Powell was indicted for unlawful possession of a firearm and ammunition by a felon, in violation of 18 U.S.C. § 922(g)(1). He filed a pretrial motion to suppress physical and oral evidence on four grounds: (1) the police lacked probable cause to believe a misdemeanor was being [865]*865committed in their presence because it had been completed when the officers arrived on the scene; (2) he was not in the car at the time of any arrest and that any search of the car was not incident to an arrest; (3) Officer Jones’s entry into the car constituted a search at its inception and was unsupported by probable cause, and (4) any statements he made were the result of interrogation following an illegal arrest and there were no valid Miranda warnings or waiver of his Miranda rights. The district court denied the motion. A jury found Powell guilty. The district court sentenced Powell to 46 months’ imprisonment, followed by three years supervised release. See 18 U.S.C. § 924(a)(2).

II.

Powell appeals the judgment of conviction, specifically the denial of his motion to suppress evidence found in the car and his statement in response to police questioning after he was in handcuffs. We review the district court’s determinations of questions of law de novo and its findings of historical fact for clear error. See Ornelas v. United States, 517 U.S. 690, 699, 116 S.Ct. 1657, 134 L.Ed.2d 911 (1996); United States v. Holmes, 385 F.3d 786, 789 (D.C.Cir.2004).

On appeal, the Government makes two concessions that narrow our inquiry. First, the Government acknowledges that the record shows that Officer Jones both saw and smelled the yellowish liquid in the cups only after leaning inside the car through the open window on the driver’s side of the car. This is clear from Officer Jones’ testimony. Thus, the Government correctly concedes that the district court clearly erred in finding that Officer Jones first saw the yellowish liquid in the cups while he was standing outside the vehicle.
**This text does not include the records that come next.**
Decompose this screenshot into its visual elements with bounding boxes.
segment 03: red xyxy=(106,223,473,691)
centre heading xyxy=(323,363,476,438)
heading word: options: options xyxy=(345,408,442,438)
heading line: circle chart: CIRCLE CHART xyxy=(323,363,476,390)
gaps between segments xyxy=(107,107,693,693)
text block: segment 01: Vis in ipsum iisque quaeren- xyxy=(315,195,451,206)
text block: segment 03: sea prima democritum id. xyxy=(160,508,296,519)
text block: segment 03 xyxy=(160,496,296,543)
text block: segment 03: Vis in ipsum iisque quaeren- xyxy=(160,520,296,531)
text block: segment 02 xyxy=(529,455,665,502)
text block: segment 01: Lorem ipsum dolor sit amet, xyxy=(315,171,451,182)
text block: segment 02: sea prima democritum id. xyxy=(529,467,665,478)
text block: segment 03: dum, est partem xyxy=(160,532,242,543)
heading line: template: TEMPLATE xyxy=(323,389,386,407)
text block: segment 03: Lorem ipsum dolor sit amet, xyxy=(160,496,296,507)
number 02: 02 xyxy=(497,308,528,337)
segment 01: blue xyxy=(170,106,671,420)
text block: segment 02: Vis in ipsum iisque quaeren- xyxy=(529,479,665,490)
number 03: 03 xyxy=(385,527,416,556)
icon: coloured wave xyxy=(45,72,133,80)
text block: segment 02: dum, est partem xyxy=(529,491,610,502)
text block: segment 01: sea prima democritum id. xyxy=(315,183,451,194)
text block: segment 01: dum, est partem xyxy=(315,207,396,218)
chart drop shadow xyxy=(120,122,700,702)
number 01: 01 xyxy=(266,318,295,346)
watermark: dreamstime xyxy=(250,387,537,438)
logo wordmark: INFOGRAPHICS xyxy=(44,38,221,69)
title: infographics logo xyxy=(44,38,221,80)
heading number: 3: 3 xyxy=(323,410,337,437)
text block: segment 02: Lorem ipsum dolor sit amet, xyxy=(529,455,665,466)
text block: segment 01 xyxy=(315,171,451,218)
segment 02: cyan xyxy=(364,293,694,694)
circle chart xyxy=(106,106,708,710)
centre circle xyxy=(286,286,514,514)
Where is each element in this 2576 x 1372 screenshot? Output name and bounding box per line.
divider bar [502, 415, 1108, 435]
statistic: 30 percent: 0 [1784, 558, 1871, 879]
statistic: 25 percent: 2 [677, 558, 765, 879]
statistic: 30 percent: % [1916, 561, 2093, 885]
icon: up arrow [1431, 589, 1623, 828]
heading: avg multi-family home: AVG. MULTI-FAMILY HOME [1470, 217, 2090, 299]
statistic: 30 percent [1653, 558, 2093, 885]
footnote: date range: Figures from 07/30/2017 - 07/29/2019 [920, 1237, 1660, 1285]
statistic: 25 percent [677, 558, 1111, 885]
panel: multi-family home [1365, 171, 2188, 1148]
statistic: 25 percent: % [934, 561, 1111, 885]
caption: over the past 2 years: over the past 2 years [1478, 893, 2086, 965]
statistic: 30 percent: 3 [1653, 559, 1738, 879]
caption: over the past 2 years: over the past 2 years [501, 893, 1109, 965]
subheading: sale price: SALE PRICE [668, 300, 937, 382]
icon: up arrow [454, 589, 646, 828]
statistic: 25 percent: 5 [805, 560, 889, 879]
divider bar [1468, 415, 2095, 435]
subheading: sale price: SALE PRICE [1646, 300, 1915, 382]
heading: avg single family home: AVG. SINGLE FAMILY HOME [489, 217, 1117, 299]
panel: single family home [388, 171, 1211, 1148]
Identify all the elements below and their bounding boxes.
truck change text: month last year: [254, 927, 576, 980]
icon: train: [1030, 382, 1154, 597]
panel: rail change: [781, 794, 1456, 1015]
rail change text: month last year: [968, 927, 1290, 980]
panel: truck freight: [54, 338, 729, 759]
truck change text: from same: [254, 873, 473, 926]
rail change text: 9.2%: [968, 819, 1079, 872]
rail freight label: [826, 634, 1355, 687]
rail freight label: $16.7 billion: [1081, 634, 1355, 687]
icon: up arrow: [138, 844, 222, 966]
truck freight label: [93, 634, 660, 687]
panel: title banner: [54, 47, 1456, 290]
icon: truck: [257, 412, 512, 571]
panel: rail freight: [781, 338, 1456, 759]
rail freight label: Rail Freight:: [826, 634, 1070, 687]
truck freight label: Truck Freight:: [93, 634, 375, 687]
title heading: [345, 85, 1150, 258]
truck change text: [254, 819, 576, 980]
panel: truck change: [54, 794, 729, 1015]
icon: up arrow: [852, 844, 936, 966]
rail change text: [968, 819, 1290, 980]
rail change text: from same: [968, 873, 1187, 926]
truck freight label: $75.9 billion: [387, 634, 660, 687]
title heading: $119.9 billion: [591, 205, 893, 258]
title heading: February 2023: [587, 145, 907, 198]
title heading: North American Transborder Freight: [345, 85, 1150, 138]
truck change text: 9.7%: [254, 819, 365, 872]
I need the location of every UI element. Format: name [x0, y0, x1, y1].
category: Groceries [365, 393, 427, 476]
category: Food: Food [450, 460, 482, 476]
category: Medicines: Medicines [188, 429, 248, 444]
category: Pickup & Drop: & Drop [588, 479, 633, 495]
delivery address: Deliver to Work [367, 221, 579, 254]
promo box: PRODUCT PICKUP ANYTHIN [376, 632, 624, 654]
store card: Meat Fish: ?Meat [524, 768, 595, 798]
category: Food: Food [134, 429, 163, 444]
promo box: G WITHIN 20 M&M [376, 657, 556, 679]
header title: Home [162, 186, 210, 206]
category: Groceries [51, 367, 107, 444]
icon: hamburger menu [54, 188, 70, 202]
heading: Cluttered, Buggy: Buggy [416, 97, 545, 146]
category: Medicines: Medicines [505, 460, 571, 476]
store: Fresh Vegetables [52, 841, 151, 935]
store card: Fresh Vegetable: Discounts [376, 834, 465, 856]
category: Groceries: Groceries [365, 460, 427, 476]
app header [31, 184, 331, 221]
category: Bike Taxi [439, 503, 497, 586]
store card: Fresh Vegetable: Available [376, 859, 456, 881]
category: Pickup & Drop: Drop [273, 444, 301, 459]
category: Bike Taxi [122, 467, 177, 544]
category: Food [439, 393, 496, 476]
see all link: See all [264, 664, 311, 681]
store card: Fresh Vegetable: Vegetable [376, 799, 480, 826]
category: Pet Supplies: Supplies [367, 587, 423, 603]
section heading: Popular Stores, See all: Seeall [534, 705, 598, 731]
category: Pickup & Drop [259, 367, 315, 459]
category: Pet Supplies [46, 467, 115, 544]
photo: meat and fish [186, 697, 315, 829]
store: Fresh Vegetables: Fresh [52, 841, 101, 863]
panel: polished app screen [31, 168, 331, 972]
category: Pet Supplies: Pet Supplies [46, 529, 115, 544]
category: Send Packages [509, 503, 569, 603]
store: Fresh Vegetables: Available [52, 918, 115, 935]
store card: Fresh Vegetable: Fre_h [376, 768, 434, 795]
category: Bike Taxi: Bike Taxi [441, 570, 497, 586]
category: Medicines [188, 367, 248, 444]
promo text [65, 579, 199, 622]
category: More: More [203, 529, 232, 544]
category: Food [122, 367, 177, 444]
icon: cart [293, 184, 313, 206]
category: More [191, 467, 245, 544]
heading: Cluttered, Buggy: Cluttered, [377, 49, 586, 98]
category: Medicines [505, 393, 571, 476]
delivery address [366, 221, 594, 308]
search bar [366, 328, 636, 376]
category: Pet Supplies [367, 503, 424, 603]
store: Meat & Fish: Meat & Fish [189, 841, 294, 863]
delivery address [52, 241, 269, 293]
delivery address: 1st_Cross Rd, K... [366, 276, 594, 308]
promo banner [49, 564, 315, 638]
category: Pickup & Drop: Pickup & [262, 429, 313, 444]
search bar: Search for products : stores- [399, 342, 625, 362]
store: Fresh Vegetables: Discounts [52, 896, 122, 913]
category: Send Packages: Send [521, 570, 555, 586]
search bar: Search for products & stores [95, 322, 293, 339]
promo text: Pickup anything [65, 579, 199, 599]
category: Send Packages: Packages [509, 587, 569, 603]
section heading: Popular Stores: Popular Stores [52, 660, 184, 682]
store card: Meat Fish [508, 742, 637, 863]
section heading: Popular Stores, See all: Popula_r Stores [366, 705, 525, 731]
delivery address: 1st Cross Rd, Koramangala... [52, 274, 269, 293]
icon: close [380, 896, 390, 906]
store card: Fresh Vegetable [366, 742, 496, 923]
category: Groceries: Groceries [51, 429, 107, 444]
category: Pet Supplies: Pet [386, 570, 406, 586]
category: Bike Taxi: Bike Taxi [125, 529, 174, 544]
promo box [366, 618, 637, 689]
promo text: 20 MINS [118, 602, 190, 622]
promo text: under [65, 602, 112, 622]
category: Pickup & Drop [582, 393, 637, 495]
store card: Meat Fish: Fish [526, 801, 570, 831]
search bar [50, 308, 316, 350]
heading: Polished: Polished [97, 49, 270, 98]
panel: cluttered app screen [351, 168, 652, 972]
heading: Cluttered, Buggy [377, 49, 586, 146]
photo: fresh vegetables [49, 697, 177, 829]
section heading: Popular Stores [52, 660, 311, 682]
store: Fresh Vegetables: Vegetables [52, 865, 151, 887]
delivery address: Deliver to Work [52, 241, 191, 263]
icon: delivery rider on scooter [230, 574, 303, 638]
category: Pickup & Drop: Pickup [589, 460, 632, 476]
Having entered the car without probable cause and conducted, on the basis of what he had seen while inside the car, a complete search of the car interior that revealed the backpack with the gun, Officer Jones could not use the fruits of this unlawful search to justify the search or render it permissible under the Fourth Amendment. See, e.g., New York v. Class, 475 U.S. 106, 114-15, 106 S.Ct. 960, 89 L.Ed.2d 81 (1986); United States v. Maple, 348 F.3d 260, 261 (D.C.Cir.2003). Second, the Government concedes that the search cannot be justified under the Fourth Amendment as incident to the arrest of the car passenger for possessing an open container of alcohol, see D.C.Code § 22-1001(d) (2001), because the police only had probable cause to believe this violation had occurred as a result of the unlawful search.